肝細胞がん治療で新たな併用療法が有効性を示す

切除不能な非転移性肝細胞がんに対し、肝動脈化学塞栓療法(TACE)とレンバチニブ、デュルバルマブ、トレメリムマブの3剤を併用する治療法が、TACE単独と比較して無増悪生存期間を有意に延長することが国際共同研究グループにより明らかになりました。
切除不能な非転移性肝細胞がんに対する新治療の有効性
近畿大学医学部を中心とする国際共同研究グループは、切除不能な非転移性肝細胞がんの標準治療であるTACEに、レンバチニブおよび2種類の免疫チェックポイント阻害剤であるデュルバルマブとトレメリムマブを併用する手法の効果を検証しました。
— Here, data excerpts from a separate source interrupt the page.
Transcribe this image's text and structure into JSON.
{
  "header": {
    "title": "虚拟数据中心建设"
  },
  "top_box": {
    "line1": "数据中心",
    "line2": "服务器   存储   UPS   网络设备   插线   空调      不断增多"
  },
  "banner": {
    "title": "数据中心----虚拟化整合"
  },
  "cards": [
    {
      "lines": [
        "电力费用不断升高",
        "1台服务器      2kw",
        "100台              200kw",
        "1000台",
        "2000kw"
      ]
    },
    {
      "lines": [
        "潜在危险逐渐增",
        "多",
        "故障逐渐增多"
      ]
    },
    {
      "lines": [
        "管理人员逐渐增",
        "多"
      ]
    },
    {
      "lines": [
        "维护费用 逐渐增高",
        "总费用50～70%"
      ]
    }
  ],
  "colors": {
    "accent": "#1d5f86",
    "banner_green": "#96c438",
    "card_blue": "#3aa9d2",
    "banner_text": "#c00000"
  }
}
その結果、TACE単独と比較して無増悪生存期間の有意な延長が認められ、全生存期間についても改善傾向が示されました。この研究成果は2026年8月25日に学術雑誌「The Lancet Oncology」にオンライン掲載されています。
臨床試験の概要
本試験(EMERALD-3)は、21カ国・地域の177施設にて、TACEが適応となる切除不能な非転移性肝細胞がん患者760人を対象に実施されました。患者を「レンバチニブ+デュルバルマブ+トレメリムマブ+TACE群」、「デュルバルマブ+トレメリムマブ+TACE群」、「TACE単独群」の3群に無作為に割り当てて評価を行いました。
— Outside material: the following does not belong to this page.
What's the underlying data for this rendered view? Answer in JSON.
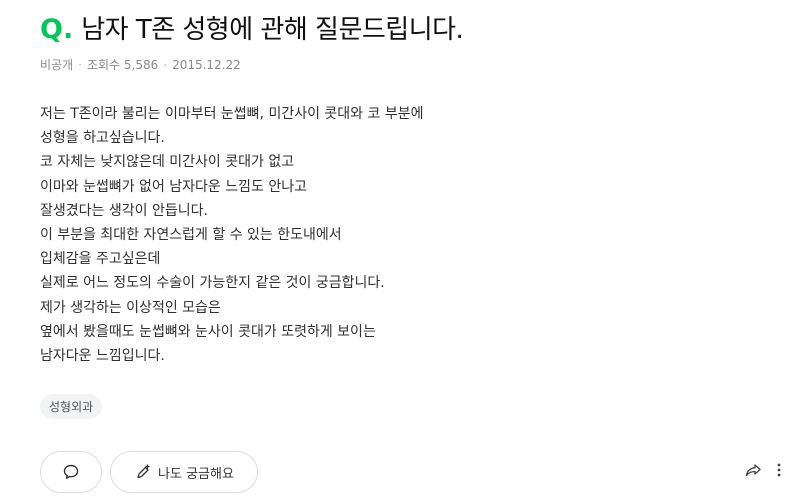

調査の結果、無増悪生存期間の中央値はTACE単独群の9.8カ月に対し、レンバチニブ+デュルバルマブ+トレメリムマブ+TACE群では13.0カ月となりました。本併用療法は、切除不能な肝細胞がん患者の標準治療となり、完治の可能性を高める治療法として期待されています。
なお、本試験において治療関連有害事象による死亡は、レンバチニブ+デュルバルマブ+トレメリムマブ+TACE群で7例(2%)、TACE単独群で3例(1%)でした。また、本試験の探索的検討において、一部の集団では全生存期間の有意な延長も確認されました。
まとめ
切除不能な非転移性肝細胞がんにおいて、TACEにレンバチニブと免疫チェックポイント阻害剤2剤を併用する治療法が、無増悪生存期間の延長と全生存期間の改善傾向という良好な結果を示しました。今後、本手法が標準治療として承認されることで、患者の完治に向けた根治的治療への橋渡しとなることが期待されます。